In light of these statements, counsel contends that the impoverished economy of the Dominican Republic should be a dispositive factor in this suspension application.
We are aware of the fact that the respondent has requested that he be sent to Venezuela, rather than the Dominican Republic, if deportation becomes necessary. For the purposes of assessing the greatest degree of potential hardship, however, we will assume that the respondent's request cannot be honored.
Conditions in an alien's homeland are relevant in determining hardship, as the Committee pointed out. It is obvious, however, that laying critical emphasis on the economic and political situation would mandate a grant of relief in most cases for it is a demonstrable fact that despite the beleaguered state of our own economy, the United States enjoys a standard of living higher than that in most of the other countries of the world. For this reason, most deported aliens will likely suffer some degree of financial hardship. Nonetheless, we do not believe that Congress intended to remedy this situation by suspending the deportation of all those who will be unable to maintain the standard of living at home which they have managed to achieve in this country. Clearly, it is only when other factors such as advanced age, severe illness, family ties, etc. combine with economic detriment to make deportation extremely hard on the alien or the citizen or permanent resident members of his family that Congress has authorized suspension of the deportation order.

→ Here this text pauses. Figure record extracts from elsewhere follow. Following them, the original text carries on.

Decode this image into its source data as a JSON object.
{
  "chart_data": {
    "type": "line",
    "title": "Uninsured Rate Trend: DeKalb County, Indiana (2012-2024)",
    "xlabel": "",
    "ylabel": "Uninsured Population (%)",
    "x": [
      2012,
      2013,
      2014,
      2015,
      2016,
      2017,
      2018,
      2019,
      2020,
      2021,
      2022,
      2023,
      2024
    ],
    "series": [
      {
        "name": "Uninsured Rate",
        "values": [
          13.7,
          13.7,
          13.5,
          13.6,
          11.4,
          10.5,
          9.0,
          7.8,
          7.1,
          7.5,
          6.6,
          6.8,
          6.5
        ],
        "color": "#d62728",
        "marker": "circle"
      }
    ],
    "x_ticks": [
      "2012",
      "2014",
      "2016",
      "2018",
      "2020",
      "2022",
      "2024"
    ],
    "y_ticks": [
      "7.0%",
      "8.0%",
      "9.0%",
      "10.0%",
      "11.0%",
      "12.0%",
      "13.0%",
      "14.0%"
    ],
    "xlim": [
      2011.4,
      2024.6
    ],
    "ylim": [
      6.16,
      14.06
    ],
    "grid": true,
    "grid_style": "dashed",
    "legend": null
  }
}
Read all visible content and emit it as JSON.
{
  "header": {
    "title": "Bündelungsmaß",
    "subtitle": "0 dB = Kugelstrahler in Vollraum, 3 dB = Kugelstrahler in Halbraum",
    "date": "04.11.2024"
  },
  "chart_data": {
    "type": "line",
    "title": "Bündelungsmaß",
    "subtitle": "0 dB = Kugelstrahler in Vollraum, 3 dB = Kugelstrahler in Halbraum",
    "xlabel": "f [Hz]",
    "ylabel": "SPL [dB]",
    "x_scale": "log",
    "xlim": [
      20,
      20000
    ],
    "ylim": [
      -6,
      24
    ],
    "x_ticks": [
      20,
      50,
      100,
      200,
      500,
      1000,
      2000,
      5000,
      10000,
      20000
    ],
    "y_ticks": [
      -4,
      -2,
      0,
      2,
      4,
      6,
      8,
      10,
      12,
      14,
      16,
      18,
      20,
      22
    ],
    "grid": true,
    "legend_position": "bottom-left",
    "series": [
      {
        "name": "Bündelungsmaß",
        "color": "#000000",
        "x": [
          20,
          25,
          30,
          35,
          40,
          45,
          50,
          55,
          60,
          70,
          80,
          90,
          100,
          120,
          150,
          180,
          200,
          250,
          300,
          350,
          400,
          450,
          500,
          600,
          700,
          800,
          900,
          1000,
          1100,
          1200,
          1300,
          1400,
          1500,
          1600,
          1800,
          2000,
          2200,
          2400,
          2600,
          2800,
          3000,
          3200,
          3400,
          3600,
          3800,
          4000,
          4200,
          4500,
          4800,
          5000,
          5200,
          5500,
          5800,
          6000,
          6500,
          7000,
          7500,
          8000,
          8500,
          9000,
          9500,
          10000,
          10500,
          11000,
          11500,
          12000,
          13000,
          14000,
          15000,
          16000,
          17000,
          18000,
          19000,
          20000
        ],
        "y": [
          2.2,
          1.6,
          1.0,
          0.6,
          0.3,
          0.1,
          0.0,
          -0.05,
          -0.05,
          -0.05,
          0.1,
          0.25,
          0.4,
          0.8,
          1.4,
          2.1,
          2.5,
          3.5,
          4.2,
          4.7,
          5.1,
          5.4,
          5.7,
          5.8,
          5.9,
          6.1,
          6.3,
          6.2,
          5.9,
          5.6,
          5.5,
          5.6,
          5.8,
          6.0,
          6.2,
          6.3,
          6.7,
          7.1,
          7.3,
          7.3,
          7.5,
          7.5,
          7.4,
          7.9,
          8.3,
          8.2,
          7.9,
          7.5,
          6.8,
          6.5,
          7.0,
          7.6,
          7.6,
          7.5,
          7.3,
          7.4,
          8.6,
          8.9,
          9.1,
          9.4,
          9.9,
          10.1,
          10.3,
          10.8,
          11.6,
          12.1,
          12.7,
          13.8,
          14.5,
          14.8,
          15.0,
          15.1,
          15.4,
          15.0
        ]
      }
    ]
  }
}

We do not dispute the respondent's characterization of the Dominican economy. However, we cannot find a sufficient number of other adverse factors to conclude that deportation will result in the degree of hardship that section 244(a)(1) was designed to alleviate. The respondent has spent most of his eight years in the United States as a self-employed carpenter. Prior to his arrival, he also worked as a carpenter for the Dominican Government where his ability was apparently highly regarded. While he has several cousins who live in the United States, his brothers, sisters, and ten children all live in the Dominican Republic. Treatment of his wife's emotional difficulties can surely be obtained at home, albeit with economic sacrifices. Despite the sympathetic factors in this case, we are not persuaded that the respondent warrants the extraordinary relief authorized in section 244(a)(1) of the Act.
The respondent's original voluntary departure time was three months. That period has expired. In keeping with our decision in Matter of Chouliaris, Interim Decision 2572 (BIA 1977), we will grant the respondent thirty days from the date of this order in which to voluntarily depart from the United States.
ORDER: The appeal is dismissed.
FURTHER ORDER: The respondent is permitted to depart from the United States voluntarily within 30 days from the date of this order and under such conditions as the District Director deems appropriate; and in the event of failure so to depart, the respondent shall be deported as provided in the immigration judge's order.